Sembrerà retorica, ma pazienza: quell’incidente in moto gli ha aperto le porte delle Serie TV prima e del grande schermo poi, perché citando Jerry Maguire “È così che si diventa grandi, amico, con le palle appese ad un filo”. Dopo l’incidente è arrivato il successo, quello dei cinema e dei premi ai festival, alimentato anche da lungometraggi come “ACAB - All Cops Are Bastards”, “Io Loro e Lara” e “Perfetti Sconosciuti”. Ma anche, tra gli altri, i film “Posti in piedi in paradiso”di Carlo Verdone e “Tutta colpa di Freud” di Paolo Genovese.
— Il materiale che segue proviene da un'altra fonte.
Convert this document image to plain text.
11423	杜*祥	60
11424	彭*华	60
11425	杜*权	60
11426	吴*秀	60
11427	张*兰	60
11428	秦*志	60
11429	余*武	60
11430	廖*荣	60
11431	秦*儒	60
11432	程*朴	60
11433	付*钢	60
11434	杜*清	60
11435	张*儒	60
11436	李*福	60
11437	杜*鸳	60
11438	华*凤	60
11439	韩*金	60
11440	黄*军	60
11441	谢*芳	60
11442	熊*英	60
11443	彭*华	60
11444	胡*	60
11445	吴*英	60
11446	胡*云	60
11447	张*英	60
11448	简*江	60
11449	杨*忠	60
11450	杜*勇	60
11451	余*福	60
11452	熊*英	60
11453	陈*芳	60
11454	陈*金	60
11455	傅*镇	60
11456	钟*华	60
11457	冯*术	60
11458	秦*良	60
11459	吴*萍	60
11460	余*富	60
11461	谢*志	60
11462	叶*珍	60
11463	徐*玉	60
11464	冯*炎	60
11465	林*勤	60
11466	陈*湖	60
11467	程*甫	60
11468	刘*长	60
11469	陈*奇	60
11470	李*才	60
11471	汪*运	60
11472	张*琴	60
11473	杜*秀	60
Ecco perché, anche per chi non è un grande amante della televisione, è un buon momento per rispolverare il telecomando. In prima serata su Rai3, Marco Giallini e Giorgio Panariello conducono “Lui è peggio di me”, in onda dall’11 febbraio alle 21.20 per quattro settimane. Nella puntata di stasera saranno ospiti Serena Dandini, Luca e Paolo, Marracash, Kasia Smutniak, Antonello Venditti, Francesco De Gregori, Paola Turci, Piero Dorfles, Marco Travaglio, Filippo La Mantia ed Edoardo Leo.
E a raccontarli c'è un motociclista.